Je me promenai lentement le long des allées tortueuses et fleuries en évitant les joggers, les poussettes, les personnes âgées, les jardiniers, les touristes, les amoureux, les accros du tai-chi, les joueurs de pétanque, les adolescents, les lecteurs, les adeptes de la bronzette. La population habituelle du Luxembourg. Et tous ces bébés qui me ramenaient chacun au tout petit être que je portais en moi.
Plus tôt dans la journée, avant mon rendez-vous chez le médecin, j'avais parlé avec Isabelle. Elle avait été un soutien sûr, comme toujours. Elle avait insisté sur le fait que le choix m'appartenait, malgré tous les psys ou les amis de la terre, quel que soit le côté d'où l'on envisageait la situation, quelle que soit l'opinion qu'on considérait. C'était mon choix, un point c'est tout, et c'était précisément ça le plus douloureux.

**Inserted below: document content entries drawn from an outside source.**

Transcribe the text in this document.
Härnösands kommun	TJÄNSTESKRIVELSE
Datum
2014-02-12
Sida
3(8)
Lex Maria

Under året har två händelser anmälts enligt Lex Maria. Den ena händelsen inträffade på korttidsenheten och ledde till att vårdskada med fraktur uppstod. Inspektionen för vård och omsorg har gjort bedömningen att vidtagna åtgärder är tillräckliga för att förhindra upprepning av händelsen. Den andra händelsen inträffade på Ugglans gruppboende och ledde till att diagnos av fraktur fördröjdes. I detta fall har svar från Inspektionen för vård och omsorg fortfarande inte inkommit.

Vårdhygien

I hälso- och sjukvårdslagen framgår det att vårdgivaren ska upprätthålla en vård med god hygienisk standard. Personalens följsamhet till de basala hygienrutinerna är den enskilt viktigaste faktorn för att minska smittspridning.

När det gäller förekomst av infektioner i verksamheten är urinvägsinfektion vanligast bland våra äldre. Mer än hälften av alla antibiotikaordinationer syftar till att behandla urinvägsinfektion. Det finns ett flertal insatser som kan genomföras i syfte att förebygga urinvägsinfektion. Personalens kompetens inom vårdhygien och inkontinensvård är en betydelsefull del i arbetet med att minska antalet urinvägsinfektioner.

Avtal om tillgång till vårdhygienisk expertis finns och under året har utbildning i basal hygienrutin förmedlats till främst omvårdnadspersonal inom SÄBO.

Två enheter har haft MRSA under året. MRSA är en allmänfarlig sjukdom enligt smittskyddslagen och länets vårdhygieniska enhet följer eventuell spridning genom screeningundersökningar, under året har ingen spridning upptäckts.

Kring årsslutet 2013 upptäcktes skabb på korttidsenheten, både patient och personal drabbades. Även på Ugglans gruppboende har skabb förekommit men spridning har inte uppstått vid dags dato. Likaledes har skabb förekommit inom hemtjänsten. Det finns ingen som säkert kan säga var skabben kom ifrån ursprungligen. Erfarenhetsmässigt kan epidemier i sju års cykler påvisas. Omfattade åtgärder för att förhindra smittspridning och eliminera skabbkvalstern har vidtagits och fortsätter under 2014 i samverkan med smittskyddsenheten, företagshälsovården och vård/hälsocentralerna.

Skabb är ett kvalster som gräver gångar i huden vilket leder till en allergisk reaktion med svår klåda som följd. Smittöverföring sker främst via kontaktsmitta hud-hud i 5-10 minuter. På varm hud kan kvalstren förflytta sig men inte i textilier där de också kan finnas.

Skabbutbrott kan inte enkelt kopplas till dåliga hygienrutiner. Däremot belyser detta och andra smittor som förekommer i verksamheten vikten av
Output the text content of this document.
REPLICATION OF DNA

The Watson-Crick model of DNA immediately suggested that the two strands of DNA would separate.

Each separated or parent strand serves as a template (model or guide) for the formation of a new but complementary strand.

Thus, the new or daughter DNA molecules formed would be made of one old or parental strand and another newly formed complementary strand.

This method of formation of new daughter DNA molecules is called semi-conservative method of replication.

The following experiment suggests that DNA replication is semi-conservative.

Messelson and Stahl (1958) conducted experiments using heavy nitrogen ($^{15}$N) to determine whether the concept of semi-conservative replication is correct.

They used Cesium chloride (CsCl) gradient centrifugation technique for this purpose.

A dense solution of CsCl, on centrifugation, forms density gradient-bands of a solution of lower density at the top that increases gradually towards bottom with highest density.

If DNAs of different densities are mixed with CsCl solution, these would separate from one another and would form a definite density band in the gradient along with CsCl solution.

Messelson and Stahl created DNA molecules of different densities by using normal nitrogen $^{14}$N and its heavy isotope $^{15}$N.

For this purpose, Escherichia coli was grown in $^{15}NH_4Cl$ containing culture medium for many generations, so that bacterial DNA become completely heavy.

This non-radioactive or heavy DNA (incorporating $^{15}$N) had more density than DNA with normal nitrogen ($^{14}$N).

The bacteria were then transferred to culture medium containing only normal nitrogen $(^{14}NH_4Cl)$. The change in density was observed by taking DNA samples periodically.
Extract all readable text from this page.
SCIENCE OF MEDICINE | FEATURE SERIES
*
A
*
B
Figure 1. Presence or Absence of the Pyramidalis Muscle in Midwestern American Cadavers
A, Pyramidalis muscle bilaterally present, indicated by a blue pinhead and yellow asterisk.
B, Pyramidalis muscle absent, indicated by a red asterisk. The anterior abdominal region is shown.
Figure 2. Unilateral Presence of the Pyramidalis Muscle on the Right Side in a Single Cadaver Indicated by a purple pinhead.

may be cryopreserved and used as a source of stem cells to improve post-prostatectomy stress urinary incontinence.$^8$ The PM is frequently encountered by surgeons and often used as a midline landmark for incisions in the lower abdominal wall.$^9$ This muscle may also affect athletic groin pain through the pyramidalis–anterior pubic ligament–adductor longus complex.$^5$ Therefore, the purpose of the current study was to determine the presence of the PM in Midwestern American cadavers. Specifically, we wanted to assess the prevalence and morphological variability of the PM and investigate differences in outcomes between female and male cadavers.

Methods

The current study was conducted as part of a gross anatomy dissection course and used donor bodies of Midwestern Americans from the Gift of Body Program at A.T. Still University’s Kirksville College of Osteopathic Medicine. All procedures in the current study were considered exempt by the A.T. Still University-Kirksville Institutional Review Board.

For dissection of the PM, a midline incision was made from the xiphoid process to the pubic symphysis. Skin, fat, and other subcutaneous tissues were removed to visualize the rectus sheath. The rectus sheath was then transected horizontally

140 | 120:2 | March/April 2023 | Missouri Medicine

Il y avait une chose que je savais : Zoë devait être tenue à l'écart de tout ça, à tout prix. Elle serait en vacances dans quelques jours et passerait une partie de l'été avec les enfants de Charla, Cooper et Alex, à Long Island, puis chez mes parents, à Nahant. Cette perspective me soulageait. L'avortement aurait lieu en son absence. Si je me décidais finalement pour cette solution.
En rentrant, je trouvai une grande enveloppe beige sur mon bureau. Zoë, au téléphone avec une amie, me cria de sa chambre que c'était la concierge qui venait de la déposer.
Pas d'adresse, juste mes initiales griffonnées à l'encre bleue. Je l'ouvris et en tirai une chemise rouge fané.
Le nom qui y était inscrit me sauta littéralement au visage. « Sarah ».
Je savais maintenant de quoi il s'agissait. Merci Édouard, pensai-je avec ferveur, merci, merci, merci.